La jeune fille au manteau rouge observe les mondes que le hasard propose à sa vue. Elle est souvent enthousiaste, parfois bouleversée, mais pas peinée. Elle sait que le monde change, mais très lentement, et que la douleur en fait malheureusement partie intégrante. Celui qu’elle a quitté était certainement terrible mais au moment où elle a fait ses adieux peut-être définitifs, peut-être pas, surement pas d’ailleurs, elle a ressenti que son rôle était ailleurs, qu’elle devait apprendre pour pouvoir un jour, si les circonstances, le destin, les dieux, le hasard ou quoi que ce soit d’autre du même genre, le lui permettaient, partager cet enrichissement avec toutes celles et ceux qu’elle a laissés derrière elle, à commencer par ses proches.

 

L’homme est perdu et confus. Il cherche depuis le début de son errance à comprendre mais n’y parvient pas. Il y a fort à parier qu’il n’y parviendra jamais. Il s’est construit un monde virtuel, fort sympathique au demeurant, et s’y retranche lorsque les atteintes du monde extérieur sont trop virulentes, c’est-à-dire le plus souvent. Il intervient dorénavant rarement dans la conversation et lorsqu’il le fait ce n’est pas à propos. La souffrance, la douleur, l’injustice, l’arrogance, tout l’insupporte et il ne comprend pas, ne comprend pas, ne comprend pas…. Ce fait le rend fou, littéralement.
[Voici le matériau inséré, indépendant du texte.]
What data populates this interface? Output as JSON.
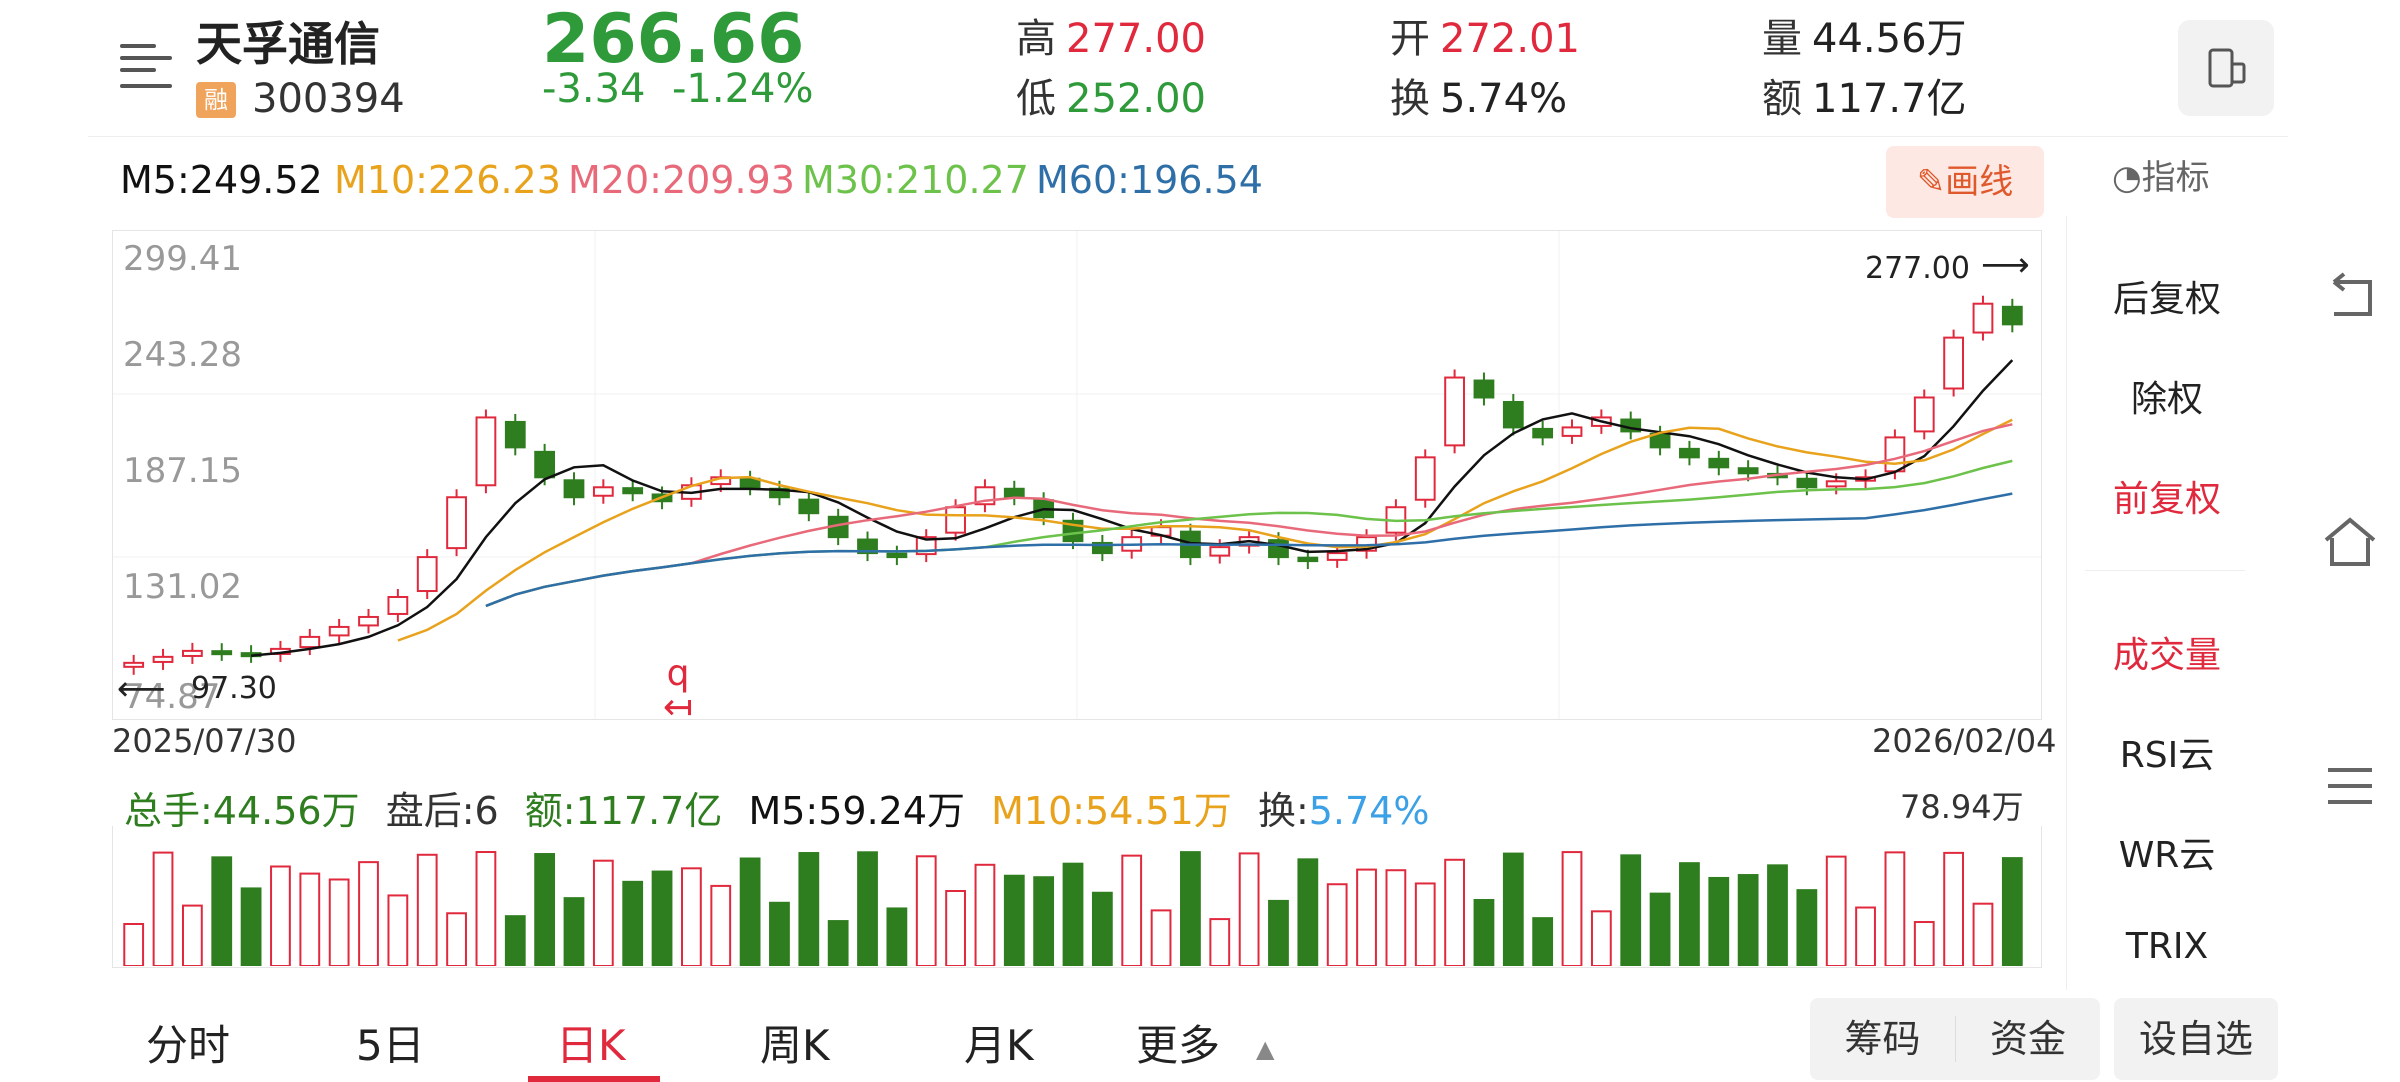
{
  "header": {
    "stock_name": "天孚通信",
    "rong_badge": "融",
    "stock_code": "300394",
    "price": "266.66",
    "change": "-3.34",
    "change_pct": "-1.24%",
    "high_label": "高",
    "high_value": "277.00",
    "low_label": "低",
    "low_value": "252.00",
    "open_label": "开",
    "open_value": "272.01",
    "turnover_label": "换",
    "turnover_value": "5.74%",
    "volume_label": "量",
    "volume_value": "44.56万",
    "amount_label": "额",
    "amount_value": "117.7亿"
  },
  "ma": {
    "m5": "M5:249.52",
    "m10": "M10:226.23",
    "m20": "M20:209.93",
    "m30": "M30:210.27",
    "m60": "M60:196.54"
  },
  "colors": {
    "up": "#e0293d",
    "down": "#2e7d1e",
    "m5": "#111111",
    "m10": "#e8a21c",
    "m20": "#e86a7a",
    "m30": "#6cc24a",
    "m60": "#2f6fa8"
  },
  "toolbar": {
    "draw_label": "画线",
    "indicator_label": "指标"
  },
  "main_chart": {
    "y_ticks": [
      "299.41",
      "243.28",
      "187.15",
      "131.02",
      "74.87"
    ],
    "max_marker": "277.00",
    "min_marker": "97.30",
    "start_date": "2025/07/30",
    "end_date": "2026/02/04",
    "overlay_label": "q"
  },
  "volume": {
    "total": "总手:44.56万",
    "after_hours": "盘后:6",
    "amount": "额:117.7亿",
    "m5": "M5:59.24万",
    "m10": "M10:54.51万",
    "turnover_label": "换:",
    "turnover_value": "5.74%",
    "max": "78.94万"
  },
  "right_panel": {
    "items": [
      "后复权",
      "除权",
      "前复权",
      "成交量",
      "RSI云",
      "WR云",
      "TRIX"
    ]
  },
  "tabs": [
    "分时",
    "5日",
    "日K",
    "周K",
    "月K",
    "更多"
  ],
  "bottom_buttons": {
    "chips": "筹码",
    "funds": "资金",
    "add_watch": "设自选"
  },
  "chart_data": {
    "type": "candlestick",
    "y_range": [
      74.87,
      299.41
    ],
    "series_close_approx": [
      97,
      100,
      103,
      102,
      101,
      104,
      110,
      115,
      120,
      130,
      150,
      180,
      220,
      205,
      190,
      180,
      185,
      182,
      178,
      186,
      190,
      185,
      180,
      172,
      160,
      152,
      150,
      160,
      175,
      185,
      180,
      170,
      158,
      152,
      160,
      165,
      150,
      155,
      160,
      150,
      148,
      152,
      160,
      175,
      200,
      240,
      230,
      215,
      210,
      215,
      220,
      213,
      205,
      200,
      195,
      192,
      190,
      185,
      188,
      190,
      210,
      230,
      260,
      277,
      266.66
    ]
  }
}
L’errance qu’il subit de plus en plus comme une implacable succession de chocs très violents, risque à terme de l’enfermer dans une apathie définitive. De cela, les deux femmes en sont parfaitement conscientes et elles essaient de le protéger de sa propre impuissance.

 

Les trois humains suivent leur guide bicéphale. Ils font face à son visage masculin. En tout cas, tel est le cas en ce moment particulier car tout est changeant dans ce monde léger et fluide. Parfois la face féminine se porte vers l’avant parfois l’arrière, sans que l’on remarque de changements particuliers, pas de retournement façon ‘exorciste’, pas le moins du monde, ce n’est pas le style de ce monde en apparence si doux.

 

La petite troupe s’arrête enfin devant une tour très gracieuse en forme de vis noire, d’à peu près soixante-treize étages, et y pénètre. Ils sont attendus au dix-neuvième étage mais cela ils ne le savent pas.